The reproduction number (R) is the average number of secondary infections produced by 1 infected person.
The Scientific Pandemic Influenza Group on Modelling (SPI-M), a sub-group of the Scientific Advisory Group for Emergencies (SAGE), has built a consensus on the value of R based on expert scientific advice from multiple academic groups. This has been reviewed by SAGE.
The range of 0.7-1.0 is an estimate based on latest data available to determine infection and transmission rates. Data such as contacts, hospital admissions, ICU admissions and deaths generally takes 2 to 3 weeks for changes in R to be reflected in these data sources, due to the time between infection and needing hospital care.
As data on infection is estimated through data on symptomatic cases, hospitalisations, or deaths, there is a delay of around 2 to 3 weeks because as there is a lag between people between people becoming infected, entering hospital, and dying. Consequently, this range applies to data before the recent adjustments to the restrictions the government has put in place earlier this week.
An R number of 1 means that on average every person who is infected will infect 1 other person, meaning the total number of new infections is stable. If R is 2, on average, each infected person infects 2 more people. If R is 0.5 then on average for each 2 infected people, there will be only 1 new infection. If R is greater than 1 the epidemic is generally seen to be growing, if R is less than 1 the epidemic is shrinking.
SAGE is confident that overall the R is not above 1. This means that the number of infections is not increasing, and is very likely to be decreasing.
R can change over time. For example, it falls when there is a reduction in the number of contacts between people, which reduces transmission.
In the coming weeks and months, the R number will be updated every week on the GO-Science website.
Sir Patrick Vallance, Government Chief Scientific Adviser said:
R is one of the most important things you can track to understand an epidemic. If you can estimate R, then you have part of a reliable tool for planning how to combat the virus.

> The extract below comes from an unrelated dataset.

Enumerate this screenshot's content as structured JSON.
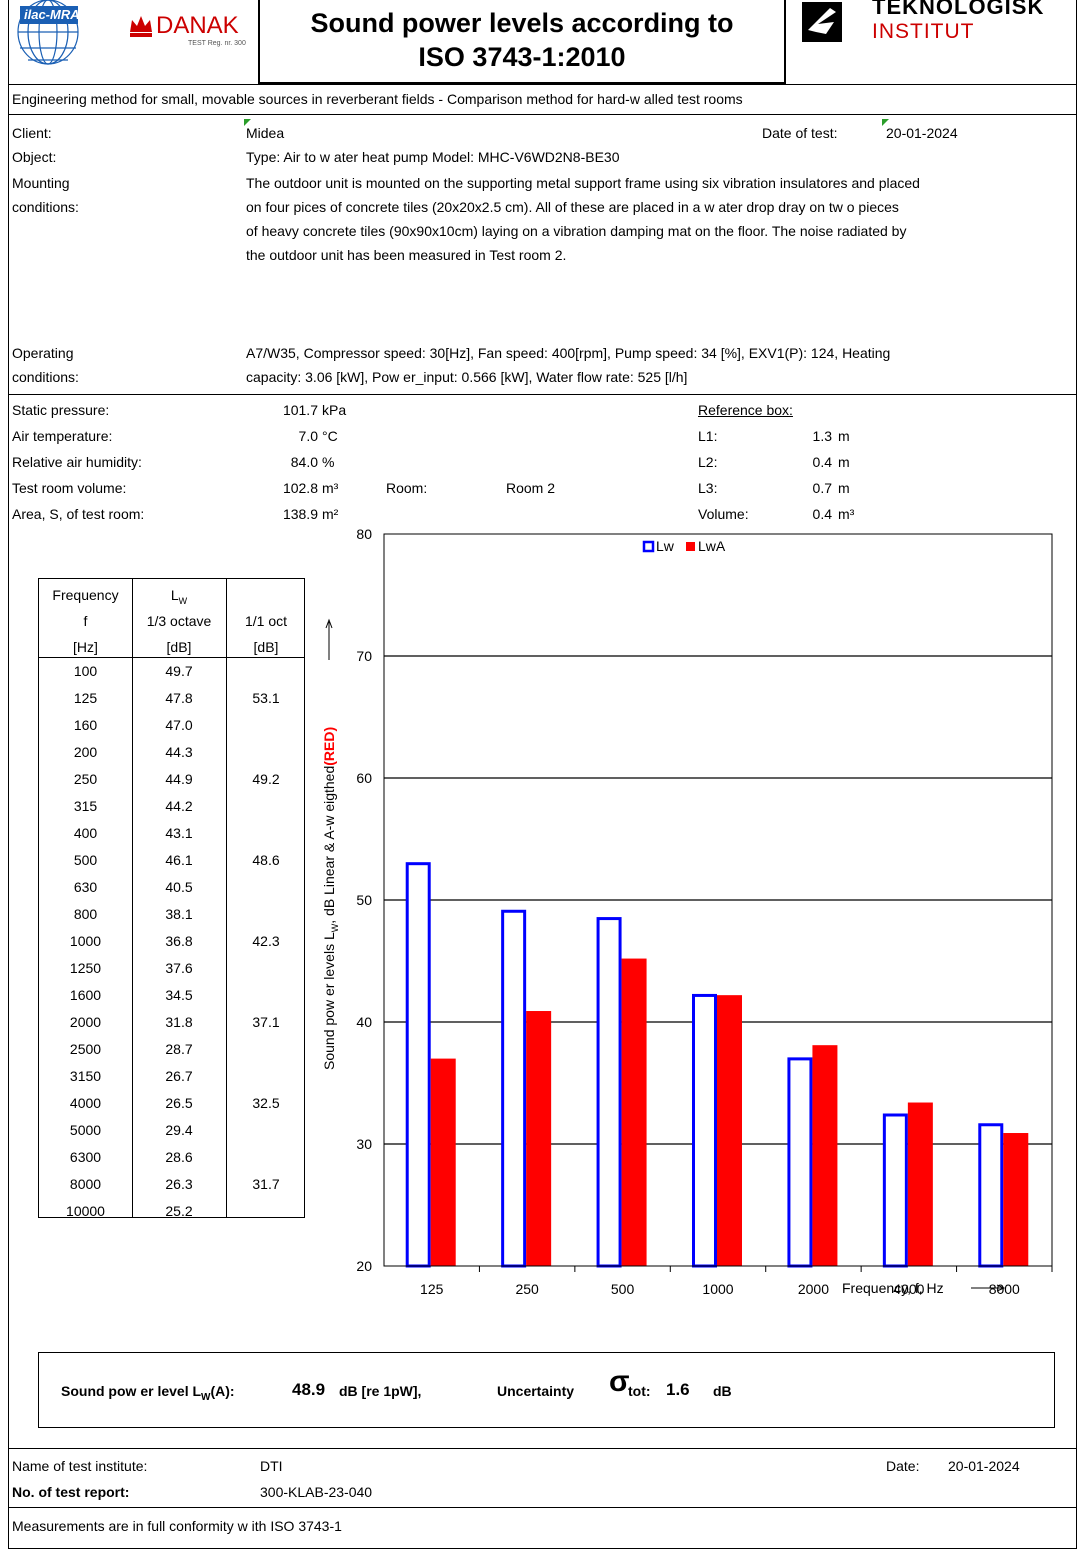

If the R is higher than 1 that means this disease is growing exponentially and will keep on spreading to more and more people. To keep R below one and control the virus, it is vital that people stay alert and continue to follow the latest government guidelines to the letter.
In the coming weeks we will update this estimate regularly.
R is not the only important measure of the epidemic. R indicates whether the epidemic is getting bigger or smaller but not how large it is. The number of people currently infected with COVID-19 – and so able to pass it on – is very important. It is estimated by ONS and available on their website. ONS will publish this figure regularly, so as to enable tracking of whether it is going up or down.
R should always be considered alongside the number of people currently infected. If R equals 1 with 100,000 people currently infected, it is a very different situation to R equals 1 with 1,000 people currently infected.
Limitations of R
R is an average value that can vary in different parts of the country, communities, and subsections of the population. It cannot be measured directly so there is always some uncertainty around its exact value.
How is R estimated?
Individual modelling groups use a range of data to estimate R including:
epidemiological data such as hospital admissions, ICU admissions and deaths – it generally takes 2 to 3 weeks for changes in R to be reflected in these data sources, due to the time between infection and needing hospital care
contact pattern surveys that gather information on behaviour – these can be quicker (with a lag of around a week) but can be open to bias as they often rely on self-reported behaviour
household infection surveys where blood samples and swabs are performed on individuals which can provide estimates of how many people are infected – longitudinal surveys (which sample the same people repeatedly) allow a direct estimate of the infection rates
Different modelling groups use different data sources to estimate R using complex mathematical models that simulate the spread of infections. Some may even use all these sources of information to adjust their models to better reflect the real-world situation. There is uncertainty in all these data sources, which is why R estimates can vary between different models, and why we do not rely on one model; evidence is considered, discussed and R is presented as a range.
Who estimates R?
R is estimated by a range of independent modelling groups based in universities and Public Health England (PHE). The modelling groups present their individual R estimates to the Science Pandemic Influenza Modelling group (SPI-M) – a subgroup of SAGE – for discussion. Attendees compare the different estimates of R and SPI- M collectively agrees a range which R is very likely to be within.